Weisbrot in these pages has long ago been exposed as a cheap chavista agent/lobbyist (well, cheap I do not know for sure). He has been writing many articles in favor of Chavez where the statistics are the non verifiable ones coming from the ministry of propaganda (generic term including pretty much any ministry in Venezuela). We have even seen him at Congress hearings defending his client.
Diego Arria on the other hand is one of those Venezuelans who after a successful career in Venezuela (serving in bipartisan ways) became an international diplomat free of political attachments to the Venezuela establishment, and thus a noted critic of chavismo. He must have hit a soft spot in chavismo underbelly since he was even accused to be the prospective transition president for a post Chavez government. Mr. Arria apparently was so surprised by such a ludicrous accusation that he demanded in an open letter published in Venezuelan papers to benefit from a hearing at the National Assembly to listen to the evidence against him and publicly reply to them. Needless to say that the National Assembly never invited him... Not to mention that a farm that Mr. Arria retains in Venezuela as his pied-a-terre has been attacked and ransacked by a paramilitary group without the government doing anything about it. That is, every trip Arria does to his homeland he puts his life in danger. To his credit, that does not stop him from criticizing Chavez and call the regime a military regime, a qualification with which I fully agree.

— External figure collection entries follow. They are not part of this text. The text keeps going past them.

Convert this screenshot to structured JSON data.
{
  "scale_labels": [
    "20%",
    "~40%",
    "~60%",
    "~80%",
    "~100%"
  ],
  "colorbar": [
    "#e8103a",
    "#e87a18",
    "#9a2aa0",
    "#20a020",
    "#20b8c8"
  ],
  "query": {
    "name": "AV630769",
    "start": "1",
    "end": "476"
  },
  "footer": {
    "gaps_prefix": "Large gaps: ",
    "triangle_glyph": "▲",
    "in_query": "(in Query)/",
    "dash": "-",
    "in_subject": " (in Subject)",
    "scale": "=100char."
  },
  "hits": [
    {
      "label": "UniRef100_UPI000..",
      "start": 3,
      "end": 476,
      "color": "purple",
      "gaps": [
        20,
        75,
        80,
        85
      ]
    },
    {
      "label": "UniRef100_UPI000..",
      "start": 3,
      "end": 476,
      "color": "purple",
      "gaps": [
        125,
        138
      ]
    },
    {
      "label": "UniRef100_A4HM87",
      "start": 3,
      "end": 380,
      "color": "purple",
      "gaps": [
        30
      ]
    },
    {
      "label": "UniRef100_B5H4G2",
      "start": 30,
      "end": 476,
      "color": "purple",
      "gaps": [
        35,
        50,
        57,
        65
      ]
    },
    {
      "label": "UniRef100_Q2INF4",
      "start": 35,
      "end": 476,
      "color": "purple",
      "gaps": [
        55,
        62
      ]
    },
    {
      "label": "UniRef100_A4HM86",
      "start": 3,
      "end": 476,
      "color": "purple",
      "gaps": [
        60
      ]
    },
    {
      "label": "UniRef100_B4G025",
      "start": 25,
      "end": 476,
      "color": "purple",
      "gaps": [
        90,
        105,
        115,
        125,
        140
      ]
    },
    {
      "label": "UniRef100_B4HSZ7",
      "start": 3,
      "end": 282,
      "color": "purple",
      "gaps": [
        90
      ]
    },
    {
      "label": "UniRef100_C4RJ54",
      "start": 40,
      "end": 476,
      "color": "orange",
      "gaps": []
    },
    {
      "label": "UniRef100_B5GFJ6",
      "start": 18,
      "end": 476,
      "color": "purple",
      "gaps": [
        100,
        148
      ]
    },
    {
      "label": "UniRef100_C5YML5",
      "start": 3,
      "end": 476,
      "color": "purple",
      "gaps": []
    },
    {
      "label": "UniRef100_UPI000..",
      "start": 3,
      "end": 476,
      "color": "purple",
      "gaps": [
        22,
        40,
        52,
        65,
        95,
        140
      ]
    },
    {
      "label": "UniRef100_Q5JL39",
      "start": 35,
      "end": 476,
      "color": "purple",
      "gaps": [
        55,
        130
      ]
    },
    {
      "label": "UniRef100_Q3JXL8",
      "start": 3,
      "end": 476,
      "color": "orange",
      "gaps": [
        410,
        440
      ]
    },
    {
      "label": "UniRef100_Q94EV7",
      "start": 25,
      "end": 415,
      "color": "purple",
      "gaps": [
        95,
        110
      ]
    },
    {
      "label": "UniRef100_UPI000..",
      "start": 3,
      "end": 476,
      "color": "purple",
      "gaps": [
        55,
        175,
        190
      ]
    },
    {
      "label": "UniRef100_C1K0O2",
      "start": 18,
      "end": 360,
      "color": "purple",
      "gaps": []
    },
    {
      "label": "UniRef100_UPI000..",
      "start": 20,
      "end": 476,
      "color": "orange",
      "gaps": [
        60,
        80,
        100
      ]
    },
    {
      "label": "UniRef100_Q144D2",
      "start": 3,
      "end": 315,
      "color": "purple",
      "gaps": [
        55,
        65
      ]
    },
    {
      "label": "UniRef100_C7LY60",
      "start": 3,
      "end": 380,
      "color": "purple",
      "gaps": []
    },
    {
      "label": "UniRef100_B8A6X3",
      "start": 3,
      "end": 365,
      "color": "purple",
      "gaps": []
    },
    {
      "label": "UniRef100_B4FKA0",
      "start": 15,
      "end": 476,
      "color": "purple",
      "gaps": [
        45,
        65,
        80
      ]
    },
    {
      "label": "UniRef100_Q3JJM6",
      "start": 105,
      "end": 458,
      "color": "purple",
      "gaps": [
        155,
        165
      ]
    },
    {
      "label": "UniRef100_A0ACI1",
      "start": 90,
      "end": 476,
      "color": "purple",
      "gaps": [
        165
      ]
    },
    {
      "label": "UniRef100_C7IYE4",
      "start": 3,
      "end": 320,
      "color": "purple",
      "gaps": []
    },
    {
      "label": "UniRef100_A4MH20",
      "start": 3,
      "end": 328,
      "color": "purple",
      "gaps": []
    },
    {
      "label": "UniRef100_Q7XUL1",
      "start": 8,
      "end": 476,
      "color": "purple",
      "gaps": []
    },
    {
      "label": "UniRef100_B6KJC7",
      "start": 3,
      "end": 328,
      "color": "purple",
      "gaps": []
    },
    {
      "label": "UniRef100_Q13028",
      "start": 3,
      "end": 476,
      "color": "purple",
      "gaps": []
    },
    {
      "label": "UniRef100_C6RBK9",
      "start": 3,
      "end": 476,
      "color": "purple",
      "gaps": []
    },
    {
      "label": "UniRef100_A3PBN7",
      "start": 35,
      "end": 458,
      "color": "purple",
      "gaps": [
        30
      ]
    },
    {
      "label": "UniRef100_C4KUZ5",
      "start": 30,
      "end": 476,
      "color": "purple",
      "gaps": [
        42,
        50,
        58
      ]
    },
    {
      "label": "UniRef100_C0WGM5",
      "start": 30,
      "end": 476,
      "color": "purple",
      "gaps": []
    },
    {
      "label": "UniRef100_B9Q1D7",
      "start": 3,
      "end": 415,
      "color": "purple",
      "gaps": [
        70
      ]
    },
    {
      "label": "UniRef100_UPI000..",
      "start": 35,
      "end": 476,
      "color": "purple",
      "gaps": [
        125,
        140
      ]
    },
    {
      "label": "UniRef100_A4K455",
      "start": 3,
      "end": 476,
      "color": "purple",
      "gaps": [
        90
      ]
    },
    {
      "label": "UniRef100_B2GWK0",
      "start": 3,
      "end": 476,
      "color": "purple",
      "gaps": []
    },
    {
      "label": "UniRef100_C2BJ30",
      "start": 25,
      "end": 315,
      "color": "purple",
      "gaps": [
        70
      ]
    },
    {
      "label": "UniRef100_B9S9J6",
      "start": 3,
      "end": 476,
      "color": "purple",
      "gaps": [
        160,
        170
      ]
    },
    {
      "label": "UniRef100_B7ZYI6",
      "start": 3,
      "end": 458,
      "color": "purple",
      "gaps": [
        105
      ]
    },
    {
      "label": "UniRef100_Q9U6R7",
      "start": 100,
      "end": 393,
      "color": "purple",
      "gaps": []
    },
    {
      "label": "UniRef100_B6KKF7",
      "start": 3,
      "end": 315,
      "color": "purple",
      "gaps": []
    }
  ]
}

Needless to say, after reading the eyewitness account of the A.U. debate, one is not surprised that Diego Arria undid Mark Weisbrot very easily, not to mention that Weisbrot had to resort to long and meaningless replies to avoid facing the facts. No wonder chavismo refuses any type of debate in Venezuela where it would be so much easier to trash its positions. Does anyone remember the last time that a Chavez minister was actually subjected to a real press questioning or even, god forbid, to an actual debate? I suspect that even these A.U. type of encounters will become rarer as chavismo economics start unraveling.